That last concern will not be a problem for us, as we will from hereon work in the space of associative algebras.
Let $V$ be a vector space. We denote $\bigotimes V$ as the graded free algebra on $V$ which is an algebra with the tensor product, obeying the following properties:
The real numbers are a subset of $\bigotimes V$
The vector space $V$ is a subset of $\bigotimes V$.
Any two vectors $v_1, v_2 \in V$ form the tensor product $v_1 \otimes v_2 \in \bigotimes V$, which is $v_1 \otimes v_2 \notin V$, $v_1 \otimes v_2 \notin \reals$.
$\square \otimes \square \colon \bigotimes V \times \bigotimes V \to \bigotimes V$ is an associative multiplication, i.e. $(u \otimes v) \otimes w = u \otimes (v \otimes w)$ for $u,v,w \in \bigotimes V$, that forms an associative algebra with $\bigotimes V$, thus obeying all of the same linearity and distributivity rules.

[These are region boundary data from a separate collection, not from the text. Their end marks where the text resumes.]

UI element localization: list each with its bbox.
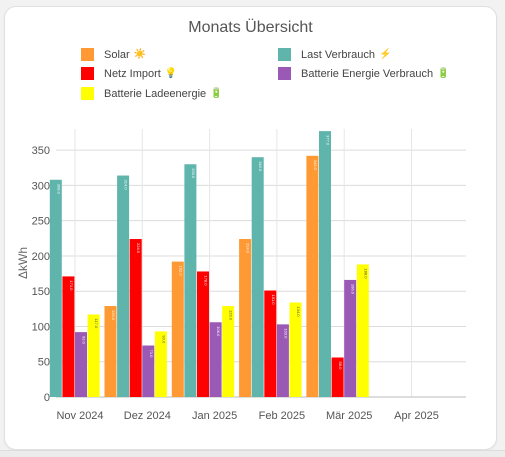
legend-item-last-verbrauch[interactable]: Last Verbrauch ⚡ [278,48,391,61]
bar-data-label: 340.0 [258,161,263,172]
bar-data-label: 56.0 [338,362,343,371]
bar-netz-import [264,290,277,397]
bar-data-label: 166.0 [351,284,356,295]
bar-last-verbrauch [251,157,264,397]
bar-data-label: 129.0 [111,310,116,321]
bar-data-label: 188.0 [363,268,368,279]
legend-swatch [278,67,291,80]
bar-data-label: 134.0 [296,306,301,317]
bar-batterie-energie-verbrauch [344,279,357,397]
legend-swatch [81,48,94,61]
legend-item-solar[interactable]: Solar ☀️ [81,48,146,61]
x-tick-label: Mär 2025 [326,410,372,422]
bar-batterie-energie-verbrauch [142,345,155,397]
x-tick-label: Apr 2025 [394,410,439,422]
y-tick-label: 300 [32,180,50,192]
y-tick-label: 200 [32,251,50,263]
bar-netz-import [62,276,75,397]
bar-data-label: 117.0 [94,318,99,328]
bar-data-label: 73.0 [149,350,154,359]
bar-batterie-energie-verbrauch [209,322,222,397]
battery-icon: 🔋 [210,88,223,99]
bar-data-label: 308.0 [56,184,61,195]
y-tick-label: 0 [44,392,50,404]
y-tick-label: 350 [32,145,50,157]
bar-batterie-ladeenergie [289,302,302,397]
legend-item-batterie-ladeenergie[interactable]: Batterie Ladeenergie 🔋 [81,87,223,100]
chart-card: Monats Übersicht Solar ☀️ Last Verbrauch ⚡ N… [4,6,497,450]
x-tick-label: Dez 2024 [124,410,171,422]
bar-data-label: 171.0 [69,280,74,291]
legend-label: Solar [104,48,130,61]
bar-batterie-ladeenergie [154,331,167,397]
x-tick-label: Nov 2024 [56,410,103,422]
y-axis-title: ΔkWh [16,247,30,279]
legend-swatch [81,87,94,100]
lightning-icon: ⚡ [379,49,392,60]
y-tick-label: 150 [32,286,50,298]
bar-data-label: 151.0 [271,295,276,306]
legend-item-batterie-energie-verbrauch[interactable]: Batterie Energie Verbrauch 🔋 [278,67,450,80]
bar-data-label: 93.0 [161,335,166,344]
bar-last-verbrauch [49,179,62,397]
bar-solar [239,239,252,397]
bar-data-label: 92.0 [82,336,87,345]
bar-data-label: 330.0 [191,168,196,179]
bar-data-label: 224.0 [246,243,251,254]
sun-icon: ☀️ [133,49,147,60]
bar-batterie-ladeenergie [87,314,100,397]
bar-netz-import [331,357,344,397]
bar-last-verbrauch [319,131,331,397]
y-tick-label: 50 [38,357,50,369]
legend-label: Batterie Energie Verbrauch [301,67,434,80]
bar-solar [104,306,117,397]
bar-data-label: 377.0 [326,135,331,146]
legend-item-netz-import[interactable]: Netz Import 💡 [81,67,177,80]
bar-batterie-energie-verbrauch [276,324,289,397]
y-tick-label: 250 [32,216,50,228]
bar-solar [306,155,319,397]
legend-label: Last Verbrauch [301,48,375,61]
legend-label: Netz Import [104,67,161,80]
bar-data-label: 129.0 [229,310,234,321]
chart-legend: Solar ☀️ Last Verbrauch ⚡ Netz Import 💡 Batter… [5,7,496,107]
bar-last-verbrauch [184,164,197,397]
y-tick-label: 100 [32,321,50,333]
bar-data-label: 106.0 [216,326,221,337]
bar-data-label: 224.0 [136,243,141,254]
chart-title: Monats Übersicht [188,19,313,36]
x-tick-label: Jan 2025 [192,410,237,422]
bar-data-label: 342.0 [313,160,318,171]
bar-netz-import [129,239,142,397]
battery-icon: 🔋 [437,68,450,79]
bar-solar [171,261,184,397]
bar-batterie-ladeenergie [222,306,235,397]
x-tick-label: Feb 2025 [259,410,305,422]
bar-data-label: 314.0 [124,180,129,191]
legend-swatch [81,67,94,80]
bar-data-label: 178.0 [204,275,209,286]
lightbulb-icon: 💡 [164,68,178,79]
bar-last-verbrauch [117,175,130,397]
bottom-bar [0,450,505,457]
legend-swatch [278,48,291,61]
legend-label: Batterie Ladeenergie [104,87,207,100]
bar-batterie-energie-verbrauch [75,332,87,397]
bar-data-label: 103.0 [283,328,288,339]
bar-chart: 0 50 100 150 200 250 300 350 ΔkWh 308.0 171.0 92.0 1… [16,129,466,422]
bar-data-label: 192.0 [178,266,183,277]
bar-netz-import [197,271,209,397]
bar-batterie-ladeenergie [356,264,369,397]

We may also denote $\bigotimes^k V$ for a counting number $k \ge 0$ as the subset of $\bigotimes V$ composed of exactly $k$ vectors in $V$. For example, if we have $v_1, \dots, v_k \in V$, then $v_1 \otimes \dots \otimes v_k \in \bigotimes^k V$. Each $\bigotimes^k V$ forms a vector space under addition but not an algebra since, e.g. $v \in V$ has $v \otimes (\bigotimes^k V) \subset \bigotimes^{k+1} v$ moving each 'grade' up one. In this way, we say that $\bigotimes^0 V = \reals$ and $\bigotimes^1 V = V$.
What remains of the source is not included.